Graphene is known to be the world’s strongest material. Its first commercial uses, in sports equipment and specialty gear, rely on this mechanical resilience. Yet, it is also brittle, fracturing when the load on it passes that maximum strength level.

But what happens to the material when it faces a small mechanical load over and over again? This fatigue life of graphene and associated damage mechanism remain unknown. In a recent study published in Nature Materials, researchers have found that the two-dimensional (2D) material can withstand more than a billion cycles of stress before it breaks. The research should help design next-generation carbon-reinforced composites for aircraft and cars that have high fatigue life.

“Fundamentally we answered the question, ‘can this material fail under fatigue?’” says Tobin Filleter, a mechanical and industrial engineering professor at the University of Toronto. “And the answer is yes, there’s a mechanism that will lead to failure at loads below tensile strength. This sets the stage for understanding fatigue life of this general class of 2D materials.”

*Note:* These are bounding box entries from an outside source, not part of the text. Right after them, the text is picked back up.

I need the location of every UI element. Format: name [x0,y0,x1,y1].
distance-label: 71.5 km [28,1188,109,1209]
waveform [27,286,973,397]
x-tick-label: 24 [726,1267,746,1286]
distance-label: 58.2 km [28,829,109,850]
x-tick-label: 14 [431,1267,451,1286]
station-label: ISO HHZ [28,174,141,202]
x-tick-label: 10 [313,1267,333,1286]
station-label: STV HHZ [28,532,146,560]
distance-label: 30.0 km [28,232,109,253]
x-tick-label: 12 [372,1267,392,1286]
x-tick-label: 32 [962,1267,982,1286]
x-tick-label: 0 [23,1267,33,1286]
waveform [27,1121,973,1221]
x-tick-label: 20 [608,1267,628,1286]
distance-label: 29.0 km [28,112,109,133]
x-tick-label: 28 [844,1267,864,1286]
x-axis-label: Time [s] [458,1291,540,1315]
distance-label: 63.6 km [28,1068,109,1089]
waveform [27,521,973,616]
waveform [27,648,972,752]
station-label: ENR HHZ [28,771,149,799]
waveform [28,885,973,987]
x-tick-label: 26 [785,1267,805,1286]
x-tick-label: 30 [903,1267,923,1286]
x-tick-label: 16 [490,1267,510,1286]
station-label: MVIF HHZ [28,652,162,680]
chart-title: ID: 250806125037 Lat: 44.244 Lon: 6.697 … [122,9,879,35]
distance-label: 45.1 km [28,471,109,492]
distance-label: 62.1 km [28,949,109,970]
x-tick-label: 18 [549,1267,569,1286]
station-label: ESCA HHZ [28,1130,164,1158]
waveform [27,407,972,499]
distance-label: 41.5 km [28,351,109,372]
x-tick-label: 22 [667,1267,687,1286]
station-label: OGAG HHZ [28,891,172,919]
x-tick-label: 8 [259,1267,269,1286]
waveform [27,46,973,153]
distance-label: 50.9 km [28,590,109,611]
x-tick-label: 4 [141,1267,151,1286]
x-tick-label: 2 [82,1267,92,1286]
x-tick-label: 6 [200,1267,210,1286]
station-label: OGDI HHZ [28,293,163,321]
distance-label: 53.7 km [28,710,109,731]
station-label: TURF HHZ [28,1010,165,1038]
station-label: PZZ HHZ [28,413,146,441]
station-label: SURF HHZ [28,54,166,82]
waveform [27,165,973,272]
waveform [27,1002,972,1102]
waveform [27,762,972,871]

The research team led by Filleter, materials science and engineering professor Chandra Veer Singh and mechanical engineering professor Yu Sun also at Toronto, conducted physical experiments as well as molecular dynamics simulations. In the experiments, they pressed an atomic force microscope (AFM) tip to the center of freestanding films of the graphene and graphene oxide material and then oscillated the tip at a frequency of 100 KHz.

AFM is a widely available technique, but the researchers had to build a special device for the experiments in order to handle these very thin 2D material samples. They etched a silicon chip with half a million holes, each just a few micrometers in diameter, and stretched a graphene sheet over the holes. “There’s no commercial approach to do this type of mechanical testing on atomically thin materials where we’re controlling static load plus cyclic load,” Filleter says.

They used a load that was 50–70% of the material’s ultimate tensile strength, the same fraction that is used in studies on metals and alloys. They found that the materials could withstand an average stress of 71 GPa for over a billion cycles before failing.

Computer simulations showed different failure mechanisms for graphene and graphene oxide. In graphene, mechanical loading and thermal fluctuation cause an irreversible bond rotation near the site of a defect, causing the material to abruptly fail without a progressive buildup of cracks or damage as would happen normally in metals.

Graphene oxide simulations, on the other hand, show “progressive damage that’s more like traditional fatigue,” Singh says. That is because epoxide functional groups present on the material undergo a structural transformation under the mechanical load into ether groups. “In these regions we see small cracks form slowly, which make the material weak.” While the billion-cycle fatigue lifetime of graphene is not surprising, the novelty of this research lies in conducting tests on graphene with the test setup used, says Ramesh Talreja, a materials science and engineering professor at Texas A&M University, who was not involved in the study. “The setup is highly specialized, very expensive, and not commonly available,” he says.